One of the trends in board gaming lately has been the use of polyominos. These Tetris-style pieces have been seen in games about bears, quilting, and even Viking conquest. Today, you’ll be embarking on a wooden sailing ship to rescue polyomino shaped cats in the Isle of Cats from The City of Games. So, grab your wicker baskets and piles of fish as we check out this new tile-laying game.
The Isle of Cats is a tile-laying, card drafting game for 1-4 players that takes about 60 minutes to play.
Gameplay Overview:
The Isle of Cats is played over five rounds, each of which has a few different phases. Each round starts with players gaining 20 fish tokens, the game’s currency. Then players are each dealt a hand of 7 cards which are drafted in the pick and pass 7 Wonders style mechanic. Cards come in a few different types:
- Baskets and speed: used to rescue cats and determine initiative order
- Lesson cards: public and private end game goals
- Rare Finds: Claim rare and common treasures
- Action cards: let players break the rules in a variety of ways
After players have drafted their seven cards, they must decide which they want to keep, paying their cost in fish. The round then steps through a few more phases of playing cards in a specific order, but the main part has players rescuing cats from the island. In turn order, a player can rescue a cat from the left side of the island for 3 fish, or the right side for 5 fish. In either case the player must also spend a basket card to do so.
Cats rescued must immediately be placed on the player’s ship. After the first cat, all subsequent cats must be played adjacent to a previously played one.
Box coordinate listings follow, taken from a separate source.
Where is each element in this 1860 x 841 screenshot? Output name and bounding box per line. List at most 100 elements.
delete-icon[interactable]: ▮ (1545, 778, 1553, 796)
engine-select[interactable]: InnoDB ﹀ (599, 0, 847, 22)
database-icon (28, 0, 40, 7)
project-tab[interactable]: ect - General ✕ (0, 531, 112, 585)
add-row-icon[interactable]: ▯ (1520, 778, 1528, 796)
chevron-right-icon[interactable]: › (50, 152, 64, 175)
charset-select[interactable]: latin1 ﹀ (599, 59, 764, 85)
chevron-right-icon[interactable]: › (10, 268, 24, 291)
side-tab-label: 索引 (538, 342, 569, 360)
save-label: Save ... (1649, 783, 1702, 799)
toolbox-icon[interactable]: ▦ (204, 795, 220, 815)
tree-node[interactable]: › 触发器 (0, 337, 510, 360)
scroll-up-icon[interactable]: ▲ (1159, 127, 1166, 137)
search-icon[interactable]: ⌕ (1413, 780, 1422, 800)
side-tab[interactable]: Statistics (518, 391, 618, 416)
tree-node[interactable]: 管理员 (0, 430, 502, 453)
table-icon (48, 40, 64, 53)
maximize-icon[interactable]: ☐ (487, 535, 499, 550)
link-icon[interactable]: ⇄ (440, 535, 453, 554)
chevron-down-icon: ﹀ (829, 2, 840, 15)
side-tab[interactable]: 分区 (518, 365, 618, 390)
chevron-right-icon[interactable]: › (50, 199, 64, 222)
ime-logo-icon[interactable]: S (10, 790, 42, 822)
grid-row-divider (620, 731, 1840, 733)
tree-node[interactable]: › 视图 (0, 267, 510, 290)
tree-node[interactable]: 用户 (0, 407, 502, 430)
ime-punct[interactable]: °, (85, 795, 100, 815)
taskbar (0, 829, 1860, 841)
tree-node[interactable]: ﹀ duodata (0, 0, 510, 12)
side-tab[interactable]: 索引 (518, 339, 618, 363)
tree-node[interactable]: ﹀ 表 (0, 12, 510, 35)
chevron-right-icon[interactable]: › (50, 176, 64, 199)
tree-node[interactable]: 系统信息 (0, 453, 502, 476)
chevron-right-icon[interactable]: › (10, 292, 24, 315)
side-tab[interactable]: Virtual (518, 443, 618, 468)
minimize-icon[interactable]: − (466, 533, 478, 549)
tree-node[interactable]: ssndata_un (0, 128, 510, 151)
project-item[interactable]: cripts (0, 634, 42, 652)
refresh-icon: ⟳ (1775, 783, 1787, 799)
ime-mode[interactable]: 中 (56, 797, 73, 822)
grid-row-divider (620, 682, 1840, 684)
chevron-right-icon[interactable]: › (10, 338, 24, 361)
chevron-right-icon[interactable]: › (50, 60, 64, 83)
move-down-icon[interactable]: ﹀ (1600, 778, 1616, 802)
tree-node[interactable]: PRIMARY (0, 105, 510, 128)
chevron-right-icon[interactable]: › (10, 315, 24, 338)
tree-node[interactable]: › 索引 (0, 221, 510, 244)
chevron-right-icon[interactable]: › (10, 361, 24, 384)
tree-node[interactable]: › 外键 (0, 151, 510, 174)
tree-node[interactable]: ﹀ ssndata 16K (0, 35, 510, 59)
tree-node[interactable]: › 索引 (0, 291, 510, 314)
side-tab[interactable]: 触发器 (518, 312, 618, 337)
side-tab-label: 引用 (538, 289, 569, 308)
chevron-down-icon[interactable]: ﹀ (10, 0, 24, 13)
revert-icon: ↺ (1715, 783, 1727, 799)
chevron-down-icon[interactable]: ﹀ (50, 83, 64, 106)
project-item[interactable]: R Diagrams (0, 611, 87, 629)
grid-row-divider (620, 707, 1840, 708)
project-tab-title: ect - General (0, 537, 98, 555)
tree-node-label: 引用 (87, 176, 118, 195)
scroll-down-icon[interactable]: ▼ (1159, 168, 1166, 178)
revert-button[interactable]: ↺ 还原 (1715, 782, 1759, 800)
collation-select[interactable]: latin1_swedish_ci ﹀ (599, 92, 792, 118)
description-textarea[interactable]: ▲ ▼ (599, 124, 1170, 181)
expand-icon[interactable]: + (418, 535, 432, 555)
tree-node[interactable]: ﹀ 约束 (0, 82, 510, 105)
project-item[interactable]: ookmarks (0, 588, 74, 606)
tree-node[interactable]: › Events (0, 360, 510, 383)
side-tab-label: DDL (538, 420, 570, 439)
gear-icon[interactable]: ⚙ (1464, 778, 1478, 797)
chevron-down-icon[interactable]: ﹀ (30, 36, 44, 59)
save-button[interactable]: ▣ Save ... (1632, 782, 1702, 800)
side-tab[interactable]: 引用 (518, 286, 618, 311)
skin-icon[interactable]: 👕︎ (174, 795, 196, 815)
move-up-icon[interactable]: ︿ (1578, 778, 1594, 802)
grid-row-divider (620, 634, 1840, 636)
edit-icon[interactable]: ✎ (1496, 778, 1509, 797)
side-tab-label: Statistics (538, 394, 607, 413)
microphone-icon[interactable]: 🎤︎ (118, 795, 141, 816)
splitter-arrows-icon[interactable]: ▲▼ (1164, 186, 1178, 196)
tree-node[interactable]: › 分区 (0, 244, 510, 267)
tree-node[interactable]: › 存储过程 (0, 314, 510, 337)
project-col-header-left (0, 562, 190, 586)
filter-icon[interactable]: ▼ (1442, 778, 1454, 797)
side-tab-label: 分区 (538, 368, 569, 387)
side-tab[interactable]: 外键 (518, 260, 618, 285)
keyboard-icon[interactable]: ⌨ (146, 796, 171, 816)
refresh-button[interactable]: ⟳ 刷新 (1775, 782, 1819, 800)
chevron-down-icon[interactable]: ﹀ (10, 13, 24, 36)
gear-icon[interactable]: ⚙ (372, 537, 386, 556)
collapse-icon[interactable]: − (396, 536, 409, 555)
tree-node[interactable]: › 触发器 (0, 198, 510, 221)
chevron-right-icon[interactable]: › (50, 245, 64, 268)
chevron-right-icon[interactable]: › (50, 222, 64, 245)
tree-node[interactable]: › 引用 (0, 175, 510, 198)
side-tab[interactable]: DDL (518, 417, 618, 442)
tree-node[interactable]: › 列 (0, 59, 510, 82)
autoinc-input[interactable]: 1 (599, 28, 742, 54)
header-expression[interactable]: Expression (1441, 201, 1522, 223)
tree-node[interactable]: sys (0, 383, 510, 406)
The goal is to group cats of the same color together for more points, to cover rats on your ship (negative VPs), and to fill up rooms.
The game ends at the end of the fifth round. Players earn points for families of cats, lesson cards, rare treasures, and lose points for unfilled rooms and rats left on the ship. Most points wins.
Game Experience:
While Isle of Cats isn’t a wholly unique game—it borrows concepts from many other games—it does blend them seamlessly together into a really fun play experience. Throughout the game there a lot to do and plenty of interesting decisions to make. This all starts with the card draft each round.
There is quite a large deck of cards in The Isle of Cats, so don’t expect to see all of them in each game. Yet even with this large deck, there are really only a few types of cards, so it doesn’t make explaining the game any harder. Green cards help you catch cats and determine turn order, blue cards are end game scoring, purple action cards, and brown/gold give you bonus tiles. Easy peasy.
And since cards must be obtained by spending fish, this requires players to decide how much they want to spend on cards each round, and balance that with how many cats they want to rescue. You may want to keep your whole hand of cards, but that will cost you probably 75% of your fish for the round, leaving you with only 1 or 2 cats you can save. And that’s assuming you even have enough baskets. Players start with one and must use cards to catch more than one cat each round.
And you will want to catch as many cats as you can, because that’s how you are going to score the lion’s share of your points. Getting large families is not only lucrative but helps avoid some of the negative victory points. You most likely won’t be able to fill all your rooms (especially the big one), but if you can fill up even half of them, that will save you some solid points. Speaking of rooms, I do wish the rooms were a bit clearer. While the game does use patterns in a few spaces, at times it’s a bit too subtle for my tastes.
While Isle of Cats is a light to medium weight game, I should also mention that it does include a family ruleset for those interested. This version removes most all the cards and the fish tokens. Players simply draft cats each round to fill up their ship and each player will have 2 secret lesson cards for end game points. It’s a nice mode for playing with young ones or non-gamer friends.
Final Thoughts:
Overall I was impressed with The Isle of Cats. It has some really nice production values, a highly accessible ruleset, and some solid replay value. The game is full of interesting decisions to make throughout as players will need to decide not only which cards to draft, but how best to budget their fish each round. While the mechanics in The Isle of Cats aren’t wholly unique, they all mesh together nicely in an excellent light-medium weight euro game.
Final Score: 4 Stars – Solid offering that not only has great production values but can be played with a wide range of players.
Hits:
• Easy to learn
• Great production values
• Solid replay value
• Interesting decisions to make
Misses:
• The room divisions could be clearer
Nice review. I’ve been delaying picking this up because of the glut in polyomino games. However, you’ve just about convinced me to give this one a try. I have both a family gaming group and a heavy euro group, so this just might fit in. Thanks.